The announcement confirmed longstanding speculation about the heirs-apparent and establishes a formal succession at the manufacturer of chips for Qualcomm Inc. and Apple Inc.—its largest customer. Chang—who stepped down as CEO in 2013 after the board installed Liu and Wei as his lieutenants—left little doubt he plans to step completely away from the corporation he founded in 1987.

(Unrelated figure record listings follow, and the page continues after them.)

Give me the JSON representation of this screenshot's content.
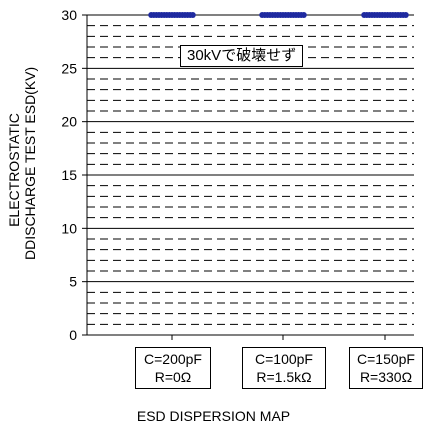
{
  "chart_data": {
    "type": "scatter",
    "ylabel": [
      "ELECTROSTATIC",
      "DDISCHARGE TEST ESD(KV)"
    ],
    "xlabel": "ESD DISPERSION MAP",
    "ylim": [
      0,
      30
    ],
    "yticks": [
      "0",
      "5",
      "10",
      "15",
      "20",
      "25",
      "30"
    ],
    "grid": "major solid every 5, minor dashed every 1",
    "categories": [
      [
        "C=200pF",
        "R=0Ω"
      ],
      [
        "C=100pF",
        "R=1.5kΩ"
      ],
      [
        "C=150pF",
        "R=330Ω"
      ]
    ],
    "series": [
      {
        "values": [
          30,
          30,
          30
        ],
        "color": "#1f2aa0"
      }
    ],
    "annotation": "30kVで破壊せず"
  }
}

“I came to my decision to retire gradually. Of course it had something to do with my age,” Chang said, emphasizing he will no longer hold any positions at the company come June.
“As for when, I made that
decision at the beginning of
this year.”
Liu and Wei will inherit a company that in three decades established itself as the world’s pre-eminent foundry or contract chipmaker, about 30 times larger than local rival United Microelectronics Corp. It spends billions on constant upgrades and new production facilities to keep pace with rivals like Intel Corp. and Samsung Electronics Co. in using the most advanced processing technologies.
Chang said that TSMC expects annual US dollar revenue growth of 5 to 10 percent in the next few years.
Its shares have surged 21 percent this year thanks to projected demand for Apple’s new iPhones and other products. That helped make Chang a billionaire this year, according to the Bloomberg Billionaires Index. He owned 0.48 percent of the business directly as of Aug. 31, according to a filing to the Taiwan Stock Exchange. Its shares rose 1.9 percent in Taipei before his retirement was announced.
Chang, one of the chip industry’s most respected figures, spent most of his life in semiconductors. Born in 1931 in the coastal Chinese city of Ningbo, his earliest memories were of moving through a succession of cities as his family fled before the Japanese occupation and, later, civil war between the Communists and Nationalists.